Where’s My X-Files?

In Michael’s previous post on the subject, he points out that entertainment industries have yet to figure out how to adapt to new media. Everything we’ve seen from media companies, whether it be film, television, music, or books, has been part of an attempt to restrict access to content. How silly is that? Media companies are stuck in a model that says, essentially, “the less people see our product, the better.”
The counterargument is that these companies are not restricting content for people willing to pay, but that’s not necessarily true. E-books are a case in point.
If a book has been published in the United States, there’s a good chance a large library system will have a copy for checkout. I live in New York City, which has not one, but three public libraries run by the city. The New York Public Library, serving Manhattan, The Bronx, and Staten Island is a gigantic repository of books. If you want to read something, it can be reserved online and when a copy becomes available, it is sent to a branch of your choice for pickup. It’s a remarkably convenient system, and this comes from an institution operating on a gutted budget.
Libraries have always been repositories of free content that book publishers have been willing to live with. But the e-book model is changing the relationship publishers have with public libraries.
When a popular book comes out, libraries have to buy many copies to keep pace with demand, just like a bookstore. As copies are worn down with use, replacements are bought, or, if demand has peaked, not replaced. Physical media demands multiple copies for multiple uses. But as libraries are setting up online libraries and warehousing content for e-readers, they are asking the obvious question, “Why should we have to purchase more than one digital file? Can’t we just host one copy on our servers and let our users download it?”
Publishers, understandably, don’t want that to happen, as open access to a library’s content would be legal piracy. So the system the two sides have come up with, and that is still being worked out, is a complicated licensing system whereby libraries pay publishers for a certain amount of checkouts. When a particular book has reached a cap, the library has to purchase more licenses. Users who have the downloaded book on their device have a limited time to read it before it erases itself from their machine. Because digital storage and transmission has completely upended the weight of content, the owners of that content are having to invent artificial barriers (that negate advances in technology) to its distribution.
Public libraries are free for its members. They do not fit into any pay model currently in use today, yet even they are now subject to the methods of an industry flailing to find its place in the 21st century.
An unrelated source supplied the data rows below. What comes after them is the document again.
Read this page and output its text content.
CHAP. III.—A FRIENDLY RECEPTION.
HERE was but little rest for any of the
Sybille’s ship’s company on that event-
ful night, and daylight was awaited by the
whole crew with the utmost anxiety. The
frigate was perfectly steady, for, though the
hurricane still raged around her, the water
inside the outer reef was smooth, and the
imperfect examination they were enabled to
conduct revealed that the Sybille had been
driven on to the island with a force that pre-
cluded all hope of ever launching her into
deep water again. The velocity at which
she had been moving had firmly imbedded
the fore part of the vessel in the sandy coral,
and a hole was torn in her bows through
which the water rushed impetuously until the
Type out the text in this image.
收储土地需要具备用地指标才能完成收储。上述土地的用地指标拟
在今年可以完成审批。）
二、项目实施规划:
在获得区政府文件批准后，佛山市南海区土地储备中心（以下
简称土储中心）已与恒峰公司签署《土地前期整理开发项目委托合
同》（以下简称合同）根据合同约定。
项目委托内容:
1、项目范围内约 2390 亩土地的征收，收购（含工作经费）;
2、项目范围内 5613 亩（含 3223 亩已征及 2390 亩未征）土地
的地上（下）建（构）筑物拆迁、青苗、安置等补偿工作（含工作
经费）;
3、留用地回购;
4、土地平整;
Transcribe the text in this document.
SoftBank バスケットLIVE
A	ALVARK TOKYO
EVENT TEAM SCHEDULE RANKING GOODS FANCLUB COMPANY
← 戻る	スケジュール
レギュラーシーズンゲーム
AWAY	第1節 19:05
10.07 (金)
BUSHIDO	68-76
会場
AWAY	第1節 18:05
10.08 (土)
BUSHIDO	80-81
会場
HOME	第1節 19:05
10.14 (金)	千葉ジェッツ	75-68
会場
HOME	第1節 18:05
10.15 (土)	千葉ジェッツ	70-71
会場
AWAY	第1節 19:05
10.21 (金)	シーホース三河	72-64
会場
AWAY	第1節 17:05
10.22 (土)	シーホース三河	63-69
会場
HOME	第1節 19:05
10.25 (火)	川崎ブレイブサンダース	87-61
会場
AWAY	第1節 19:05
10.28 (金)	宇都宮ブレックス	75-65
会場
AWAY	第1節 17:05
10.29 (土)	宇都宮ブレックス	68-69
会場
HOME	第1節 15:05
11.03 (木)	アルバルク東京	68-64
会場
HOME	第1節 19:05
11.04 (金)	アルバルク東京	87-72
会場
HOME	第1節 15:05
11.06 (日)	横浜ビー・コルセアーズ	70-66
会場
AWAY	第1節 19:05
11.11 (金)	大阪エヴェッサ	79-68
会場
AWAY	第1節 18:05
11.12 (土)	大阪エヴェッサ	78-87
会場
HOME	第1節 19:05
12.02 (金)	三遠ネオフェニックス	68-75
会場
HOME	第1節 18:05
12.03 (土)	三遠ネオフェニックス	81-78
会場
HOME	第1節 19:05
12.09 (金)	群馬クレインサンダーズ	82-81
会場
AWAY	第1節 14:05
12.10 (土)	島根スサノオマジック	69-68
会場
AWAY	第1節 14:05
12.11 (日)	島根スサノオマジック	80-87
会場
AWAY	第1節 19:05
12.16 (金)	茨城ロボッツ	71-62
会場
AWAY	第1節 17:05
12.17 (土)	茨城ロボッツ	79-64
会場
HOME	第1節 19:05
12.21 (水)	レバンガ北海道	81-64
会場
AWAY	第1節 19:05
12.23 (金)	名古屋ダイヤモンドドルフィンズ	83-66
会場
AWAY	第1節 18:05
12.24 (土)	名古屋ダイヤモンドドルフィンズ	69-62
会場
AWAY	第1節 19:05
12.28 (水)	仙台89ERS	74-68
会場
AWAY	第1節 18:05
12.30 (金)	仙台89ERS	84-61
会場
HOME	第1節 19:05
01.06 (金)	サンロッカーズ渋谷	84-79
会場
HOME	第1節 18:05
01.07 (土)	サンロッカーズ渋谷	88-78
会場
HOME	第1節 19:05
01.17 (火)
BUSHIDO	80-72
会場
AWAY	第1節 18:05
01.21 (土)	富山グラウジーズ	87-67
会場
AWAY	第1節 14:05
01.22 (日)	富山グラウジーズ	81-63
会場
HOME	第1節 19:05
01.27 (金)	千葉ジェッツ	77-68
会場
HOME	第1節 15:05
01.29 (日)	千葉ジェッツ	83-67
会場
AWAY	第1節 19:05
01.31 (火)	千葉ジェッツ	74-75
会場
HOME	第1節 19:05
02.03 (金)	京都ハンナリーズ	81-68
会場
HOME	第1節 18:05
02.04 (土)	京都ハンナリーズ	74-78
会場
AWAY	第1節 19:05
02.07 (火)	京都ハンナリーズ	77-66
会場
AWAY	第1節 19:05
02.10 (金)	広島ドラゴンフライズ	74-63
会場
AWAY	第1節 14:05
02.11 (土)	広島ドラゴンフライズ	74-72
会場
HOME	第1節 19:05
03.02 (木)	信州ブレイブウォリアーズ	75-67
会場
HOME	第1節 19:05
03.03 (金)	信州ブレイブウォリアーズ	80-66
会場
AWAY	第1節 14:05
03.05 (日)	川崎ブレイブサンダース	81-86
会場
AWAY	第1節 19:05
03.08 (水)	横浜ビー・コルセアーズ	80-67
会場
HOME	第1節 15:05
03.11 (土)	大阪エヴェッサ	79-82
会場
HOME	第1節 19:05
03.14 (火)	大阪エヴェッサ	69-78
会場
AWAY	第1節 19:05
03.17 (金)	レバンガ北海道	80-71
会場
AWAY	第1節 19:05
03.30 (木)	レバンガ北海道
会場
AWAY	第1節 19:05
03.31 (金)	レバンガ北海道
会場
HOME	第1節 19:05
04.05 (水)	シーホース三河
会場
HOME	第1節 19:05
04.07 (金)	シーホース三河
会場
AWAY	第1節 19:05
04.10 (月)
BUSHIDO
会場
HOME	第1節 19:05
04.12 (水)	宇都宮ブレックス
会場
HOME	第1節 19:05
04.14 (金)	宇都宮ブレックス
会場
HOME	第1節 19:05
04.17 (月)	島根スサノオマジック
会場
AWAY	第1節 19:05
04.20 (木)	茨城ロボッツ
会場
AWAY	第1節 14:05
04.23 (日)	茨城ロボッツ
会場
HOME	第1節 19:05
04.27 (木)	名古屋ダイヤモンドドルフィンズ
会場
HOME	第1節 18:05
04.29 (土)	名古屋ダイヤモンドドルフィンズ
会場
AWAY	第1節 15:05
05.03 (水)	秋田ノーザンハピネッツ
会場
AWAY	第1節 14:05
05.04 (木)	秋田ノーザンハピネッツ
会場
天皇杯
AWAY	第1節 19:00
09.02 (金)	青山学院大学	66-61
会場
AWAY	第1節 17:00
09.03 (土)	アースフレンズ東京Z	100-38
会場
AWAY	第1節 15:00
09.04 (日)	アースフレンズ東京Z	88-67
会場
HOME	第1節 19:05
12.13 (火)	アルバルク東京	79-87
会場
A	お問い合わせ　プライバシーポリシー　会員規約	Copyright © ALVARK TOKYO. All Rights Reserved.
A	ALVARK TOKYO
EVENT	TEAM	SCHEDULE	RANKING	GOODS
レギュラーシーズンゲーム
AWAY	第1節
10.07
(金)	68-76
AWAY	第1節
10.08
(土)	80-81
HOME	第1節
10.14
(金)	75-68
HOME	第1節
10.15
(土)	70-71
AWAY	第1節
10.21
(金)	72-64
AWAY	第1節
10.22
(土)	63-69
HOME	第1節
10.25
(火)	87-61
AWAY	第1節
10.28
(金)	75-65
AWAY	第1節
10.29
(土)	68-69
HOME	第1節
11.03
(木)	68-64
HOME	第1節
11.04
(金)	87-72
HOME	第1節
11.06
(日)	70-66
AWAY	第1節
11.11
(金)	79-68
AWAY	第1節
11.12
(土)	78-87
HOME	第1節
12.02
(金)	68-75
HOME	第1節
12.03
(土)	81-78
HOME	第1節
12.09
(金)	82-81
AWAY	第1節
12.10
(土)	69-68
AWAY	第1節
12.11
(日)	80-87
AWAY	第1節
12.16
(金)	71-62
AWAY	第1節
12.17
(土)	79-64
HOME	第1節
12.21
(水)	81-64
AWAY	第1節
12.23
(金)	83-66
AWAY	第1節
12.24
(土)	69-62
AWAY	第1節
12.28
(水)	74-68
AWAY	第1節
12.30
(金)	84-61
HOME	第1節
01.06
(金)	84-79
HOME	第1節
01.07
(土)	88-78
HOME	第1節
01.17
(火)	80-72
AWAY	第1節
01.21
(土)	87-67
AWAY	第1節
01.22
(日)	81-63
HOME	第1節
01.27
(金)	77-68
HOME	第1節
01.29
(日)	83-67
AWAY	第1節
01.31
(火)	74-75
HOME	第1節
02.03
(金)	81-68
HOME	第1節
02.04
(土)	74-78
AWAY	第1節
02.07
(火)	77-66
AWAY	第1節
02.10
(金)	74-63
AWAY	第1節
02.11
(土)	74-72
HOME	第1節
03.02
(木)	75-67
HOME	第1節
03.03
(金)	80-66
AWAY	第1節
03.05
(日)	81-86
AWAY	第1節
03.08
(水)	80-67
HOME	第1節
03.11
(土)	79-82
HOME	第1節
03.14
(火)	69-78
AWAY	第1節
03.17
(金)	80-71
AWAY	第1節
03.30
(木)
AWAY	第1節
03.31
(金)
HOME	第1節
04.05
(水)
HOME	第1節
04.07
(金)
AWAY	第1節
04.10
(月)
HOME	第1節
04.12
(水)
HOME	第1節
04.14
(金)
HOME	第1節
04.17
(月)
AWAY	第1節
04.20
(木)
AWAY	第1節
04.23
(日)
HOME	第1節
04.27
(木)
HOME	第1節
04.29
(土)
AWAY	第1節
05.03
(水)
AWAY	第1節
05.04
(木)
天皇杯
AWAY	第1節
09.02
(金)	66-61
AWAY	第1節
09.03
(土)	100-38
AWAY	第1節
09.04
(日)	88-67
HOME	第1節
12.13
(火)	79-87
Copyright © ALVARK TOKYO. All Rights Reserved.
For an example from television that breaks the pay model, one need look no further than hulu. Hulu.com has deals with all four of the major broadcast networks to carry their content online. Some of that content includes entire series runs of shows that are long off the air. It’s wonderful for anyone who loves television. But the spectre of artificial restrictions once again rears its ugly head.
The X-Files is one of the most popular shows of the 1990s. It ran for nine seasons and spawned a pair of films. All nine of those seasons are on hulu, but only for users who pay the monthly subscription fee to be part of hulu plus.
This is a television show that aired on network television, where the price to watch was paid in time, in the form of commercials, but in its online incarnation, that commitment is not good enough for the owners of the content, so the show resides behind an artificial barrier. For those not willing to pay with anything other than their time, using a torrent to steal the episodes is now more of an attractive option.
I would be willing to bet that if that content was taken out from behind hulu’s pay wall, and was interspersed with normal commercial breaks, like everything else on hulu, instances of piracy of that television show would decrease. I bet that would work with all shows. Weightless data is inherently hard to hide, and has created a new class of casual criminal. A great way to bring these people in from the dark, for movies and television, anyway, is to make content they wish to see available, and then sell ad space within it. Something like this has only been applied to relatively small amounts of content, so far. As soon as television and film companies realize more of their viewers aren’t wedded to a clock, and that they are willing to pay with their time like they always have been, that should begin to change. But hurry it up, already. I want to watch The X-Files.